Beilein's NBA coaching career lasted 54 games, 216 games less than current Nebraska head coach Fred Hoiberg, who lasted 270 games with the Bulls after leaving the Iowa State program in 2015. Beilen's struggles were similar to Hoiberg in the fact that they both struggled to transfer their college coaching styles to the NBA, where they would be dealing with grown men rather than young college students. During Hoiberg's tenure with the Bulls, Jimmy Butler infamously called him out, stating that the Bulls needed to be "coached a lot harder at times," and that incident looks a lot like the dispute between Cavs center Tristan Thompson and Beilein, which boiled over during a game this season. 

There was also an incident this season in which Beilein mistakenly referred to his Cavaliers players as "thugs" in a film session, reportedly leading to the team intentionally playing songs with the word "thug" in it, further exacerbating an already difficult situation.

The big takeaway here is that there is a lot more than the X's and O's that goes into NBA coaching, and with player movement at an all-time high, college coaches are finding NBA roles more challenging than ever.
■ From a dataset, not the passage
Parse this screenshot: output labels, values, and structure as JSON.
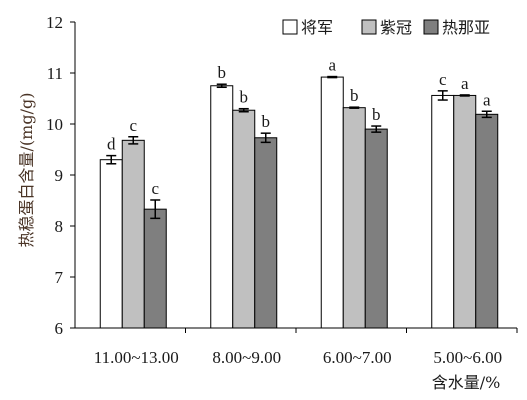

Beilein was one of the hottest coaching names in the business in 2019, coming off yet another successful season at the helm of the Michigan Wolverines, who were coming off of an Elite 8 appearance after making the National Title game the year before. Now Beilein is back out of NBA coaching, and the Bulls' rivals in Cleveland are now even more firmly entrenched in the rebuilding phase than they were before with relatively young (40 years old) J.B. Bickerstaff taking over. 

Beilein has three years and $12 million left on his Cavaliers contract, and sources have told ESPN's Adrian Wojnarowski previously that the Cavaliers and Beilein have agreed on a deal to pay him a portion of his 2019-20 salary. It has not yet publicly been stated what Beilein's new title within the Cavaliers organization will be.